A second group of surgical cases includes those in which the vigor of the patient has been undermined, either by the pathologic process for which the operation is undertaken - for example pyosalpinx, pyothorax, tuberculous peritonitis - or by surgical shock incident to the injury or to the operation itself, as in cranial operations, resection of a kidney, operations involving much haemorrhage and delay - but in which there is no marked local digestive lesion and, particularly, no traumatic or operative solution of continuity of the alimentary canal.
In such cases, feeding by mouth can usually be resumed as soon as the nausea due to the anaesthetic has passed off, or, at most, after a delay of 24 hours. On the one hand, sepsis is favored by lack of nourishment, on,the other by saprophytosis in the intestine. Even if the patient is obese or gouty, this is no time for starvation treatment. Intestinal atony and spasm, either of which occasionally follows operation, seems to be prevented to some degree by the presence of alimentary contents. The most appropriate diet is that for early convalescence from fevers - milk, eggs, singly or variously combined, toasted bread and crackers, beef juice and extracts, jellies etc., using alcohol, tea and coffee, according to special indications and peptonizing or making use of rectal or hypodermatic nutrition if necessary.

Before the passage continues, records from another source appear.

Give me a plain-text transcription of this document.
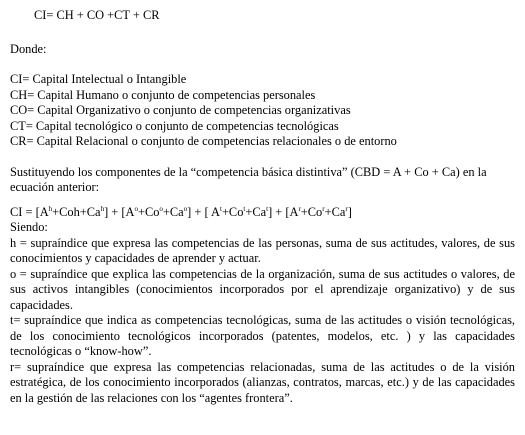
CI= CH + CO +CT + CR
Donde:
CI= Capital Intelectual o Intangible
CH= Capital Humano o conjunto de competencias personales
CO= Capital Organizativo o conjunto de competencias organizativas
CT= Capital tecnológico o conjunto de competencias tecnológicas
CR= Capital Relacional o conjunto de competencias relacionales o de entorno
Sustituyendo los componentes de la “competencia básica distintiva” (CBD = A + Co + Ca) en la ecuación anterior:
CI = $[A^h+Coh+Ca^h] + [A^o+Co^o+Ca^o]$ + [ $A^t+Co^t+Ca^t] + [A^r+Co^r+Ca^r]$
Siendo:
h = supraíndice que expresa las competencias de las personas, suma de sus actitudes, valores, de sus conocimientos y capacidades de aprender y actuar.
o = supraíndice que explica las competencias de la organización, suma de sus actitudes o valores, de sus activos intangibles (conocimientos incorporados por el aprendizaje organizativo) y de sus capacidades.
t= supraíndice que indica as competencias tecnológicas, suma de las actitudes o visión tecnológicas, de los conocimiento tecnológicos incorporados (patentes, modelos, etc. ) y las capacidades tecnológicas o “know-how”.
r= supraíndice que expresa las competencias relacionadas, suma de las actitudes o de la visión estratégica, de los conocimiento incorporados (alianzas, contratos, marcas, etc.) y de las capacidades en la gestión de las relaciones con los “agentes frontera”.
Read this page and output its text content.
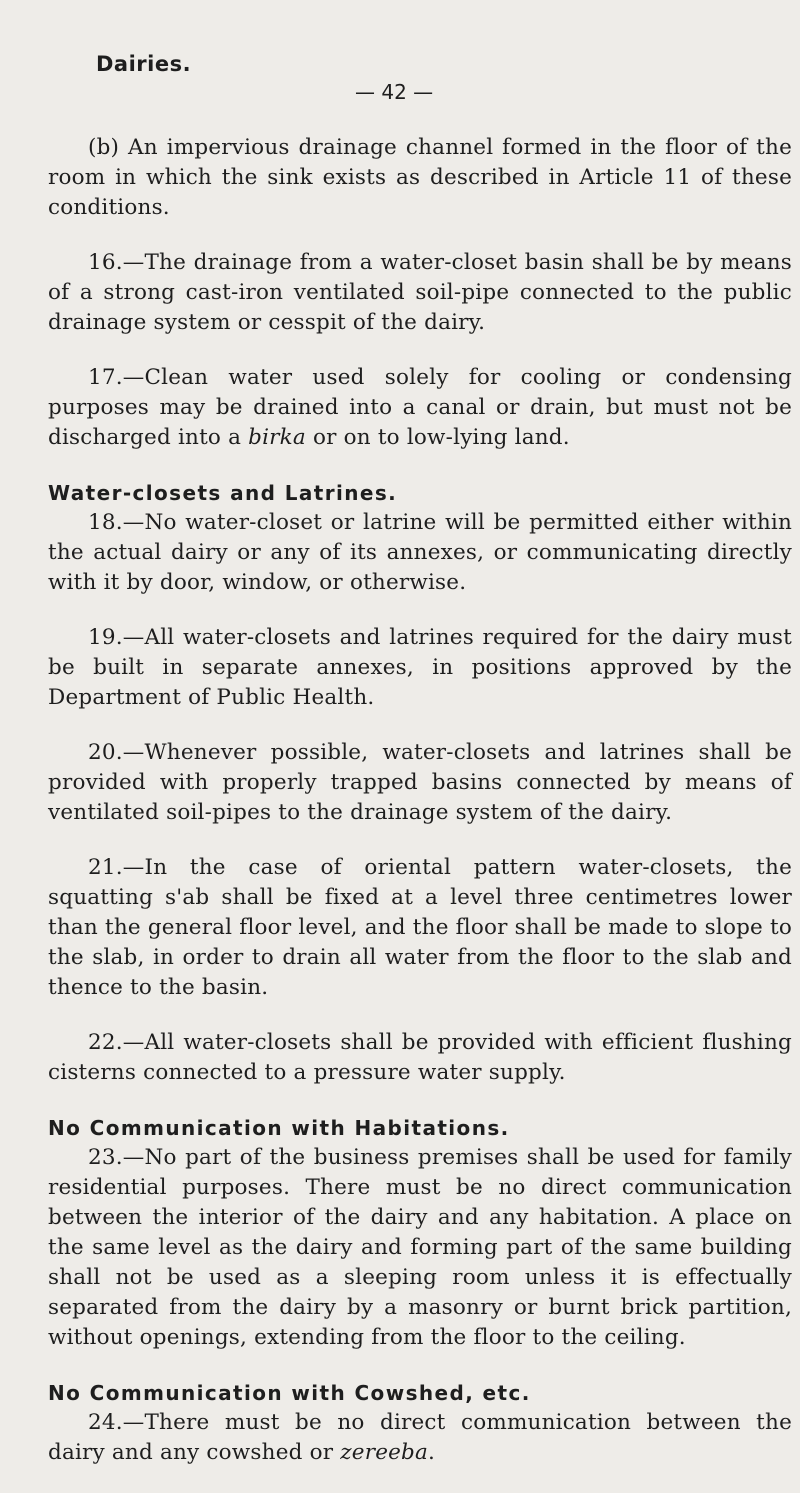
Dairies.

— 42 —

(b) An impervious drainage channel formed in the floor of the room in which the sink exists as described in Article 11 of these conditions.

16.—The drainage from a water-closet basin shall be by means of a strong cast-iron ventilated soil-pipe connected to the public drainage system or cesspit of the dairy.

17.—Clean water used solely for cooling or condensing purposes may be drained into a canal or drain, but must not be discharged into a birka or on to low-lying land.

Water-closets and Latrines.

18.—No water-closet or latrine will be permitted either within the actual dairy or any of its annexes, or communicating directly with it by door, window, or otherwise.

19.—All water-closets and latrines required for the dairy must be built in separate annexes, in positions approved by the Department of Public Health.

20.—Whenever possible, water-closets and latrines shall be provided with properly trapped basins connected by means of ventilated soil-pipes to the drainage system of the dairy.

21.—In the case of oriental pattern water-closets, the squatting s'ab shall be fixed at a level three centimetres lower than the general floor level, and the floor shall be made to slope to the slab, in order to drain all water from the floor to the slab and thence to the basin.

22.—All water-closets shall be provided with efficient flushing cisterns connected to a pressure water supply.

No Communication with Habitations.

23.—No part of the business premises shall be used for family residential purposes. There must be no direct communication between the interior of the dairy and any habitation. A place on the same level as the dairy and forming part of the same building shall not be used as a sleeping room unless it is effectually separated from the dairy by a masonry or burnt brick partition, without openings, extending from the floor to the ceiling.

No Communication with Cowshed, etc.

24.—There must be no direct communication between the dairy and any cowshed or zereeba.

The third group of surgical cases consists of those in which the primary lesion, pathologic or traumatic, or the secondary, essential or accidental surgical lesion, or both, involve the alimentary canal itself. For practical purposes, we must also include in this group, various biliary, hepatic, pancreatic and intraperitoneal operations, in which the diet has a very direct and marked influence on the immediate result.

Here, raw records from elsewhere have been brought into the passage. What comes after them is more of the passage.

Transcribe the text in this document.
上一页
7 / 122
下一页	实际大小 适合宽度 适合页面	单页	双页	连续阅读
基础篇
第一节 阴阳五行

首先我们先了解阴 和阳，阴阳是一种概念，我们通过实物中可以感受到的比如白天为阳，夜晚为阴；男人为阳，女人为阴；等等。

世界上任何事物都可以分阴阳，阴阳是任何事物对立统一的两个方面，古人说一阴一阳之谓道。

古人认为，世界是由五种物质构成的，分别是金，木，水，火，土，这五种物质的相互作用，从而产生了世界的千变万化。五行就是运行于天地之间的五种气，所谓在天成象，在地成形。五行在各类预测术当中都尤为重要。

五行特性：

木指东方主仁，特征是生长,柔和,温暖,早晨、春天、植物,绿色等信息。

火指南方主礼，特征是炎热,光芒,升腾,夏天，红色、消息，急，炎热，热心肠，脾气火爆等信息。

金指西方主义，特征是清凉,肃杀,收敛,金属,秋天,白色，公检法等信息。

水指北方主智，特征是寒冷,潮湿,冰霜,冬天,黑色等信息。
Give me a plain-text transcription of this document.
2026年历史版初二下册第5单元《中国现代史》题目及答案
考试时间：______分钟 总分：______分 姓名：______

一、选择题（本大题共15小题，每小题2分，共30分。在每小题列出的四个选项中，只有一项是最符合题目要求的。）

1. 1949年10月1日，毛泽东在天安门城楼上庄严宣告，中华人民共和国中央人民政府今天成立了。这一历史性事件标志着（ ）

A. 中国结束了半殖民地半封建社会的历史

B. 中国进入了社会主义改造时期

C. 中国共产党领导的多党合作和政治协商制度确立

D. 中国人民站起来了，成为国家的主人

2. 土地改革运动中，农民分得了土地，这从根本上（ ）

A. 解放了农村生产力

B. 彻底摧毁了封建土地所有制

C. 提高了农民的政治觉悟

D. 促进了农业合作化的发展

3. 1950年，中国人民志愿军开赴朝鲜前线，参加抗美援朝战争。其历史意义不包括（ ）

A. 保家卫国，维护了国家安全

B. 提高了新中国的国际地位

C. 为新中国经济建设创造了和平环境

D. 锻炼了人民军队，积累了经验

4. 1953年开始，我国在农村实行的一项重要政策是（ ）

As a general rule, cases of this nature should not be fed by mouth, or through a fistula established at the time of the operation, for at least 24 hours. While a considerable degree of plastic union may be expected at the expiration of this interval, it is wise not to test its strength for at least two or three days or, in the case of extensive resections, anastomoses etc., for a week, unless the indication for nutrition is urgent, as in gastrostomy deferred until starvation is imminent, after oesophageal closure.